It is remarkable that the ARMA model preserved the main features of the historical series, such as mean and standard deviation (see Table 1 and Figure 5). In order to analyze the goodness of fit of historical series and each synthetic series, a Kolmogorov–Smirnov–Lilliefors was developed. This test shows a very high goodness of fit. Furthermore, correlation coefficients of synthetic series preserve the same nature, regarding the temporal behavior, as the ones for historical series.

3.2. Hydrological Interpretation. Time Dependence Analysis

The temporal dependence analysis was developed through the relative percentage of runoff change estimation that a time step dynamically produces on the following ones. This was made in two ways. First, it was developed through the maximization of the highest interval of the probability distribution belonging to a year (Time Step) (Figure 6; maximization of the whole probability distribution); Second, it was developed by means of the analysis of the dependence propagation function (Figure 7; wrap-around MAX and MIN). In order to achieve a good understanding of this research methodology, results shown in Figure 7 should be seen as a whole, through the analysis of wrap-around MAX and MIN functions (wrap-around shapes).

3.2.1. Adaja River

In this case, the maximization of the highest intervals of probability distribution does not generate a logical or related impact on following years along the whole time period. This is demonstrated by the absence of a general common behavior or recognizable pattern on the influence that different time steps apply on the following ones (Figure 6). Therefore, time dependence analysis shows a pure independent temporal behavior.

On the other hand, as can be appreciated in Figure 7a, an analysis of the propagation function of dependence shows two wrap-around results. Here, the area under the wrap-around MAX (positive area) and the area above the wrap-around MIN (negative area) is essentially compensated (symmetric graph), which gives a total result of null temporal dependence. Furthermore, it is worth emphasizing that:

Resulting symmetry on the shapes of wrap-around MAX and MIN practically coincides with the x-axis.
Both wrap-around MAX and MIN tend (or decay) to zero rapidly (Figure 7a).
There exists a very high goodness of fit of the shapes’ MAX and MIN of 0.98 and 0.99 respectively, measured by coefficient of determination R².
This fit corresponds to a sixth order function for all time steps.
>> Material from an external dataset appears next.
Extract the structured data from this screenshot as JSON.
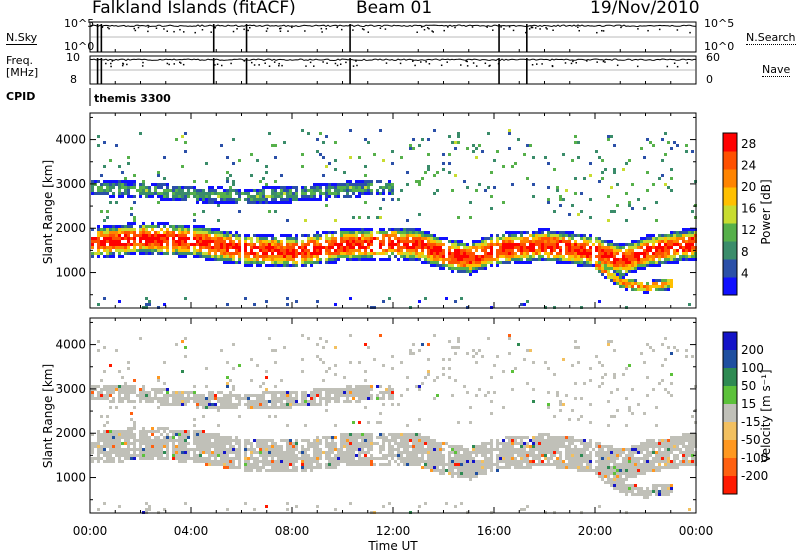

In this sense, the dynamic analysis of the dependence propagation (Figure 6 and Figure 7a) leads to an interpretation of the independent temporal behavior of time series which is from the beginning and is continuous. In contrast, the analysis carried out by the correlograms (Figure 4b) shows some cases (time lags 6 and 10) where the rk is very close to the limit and it can provide some doubts on the independent nature of the river basin. This different performance is due to the average result that the correlograms provide, in contrast to the dynamic and specific analysis that the BN provides.

3.2.2. Porma River

In this case, there is a non-insignificant variability on the change (dependence) that a particular time step applies on the following ones. According to the BN approach, dependence Time Order is placed in the range or region from 1 to 5 in the short-term (Figure 7b). The asymptotic behavior of the dependence over time is also remarkable. Here, the attenuation and convergence of all series in 0 takes place in a much longer time period than the previous case (Adaja river). This behavior of the time series could indicate an influence in the medium term.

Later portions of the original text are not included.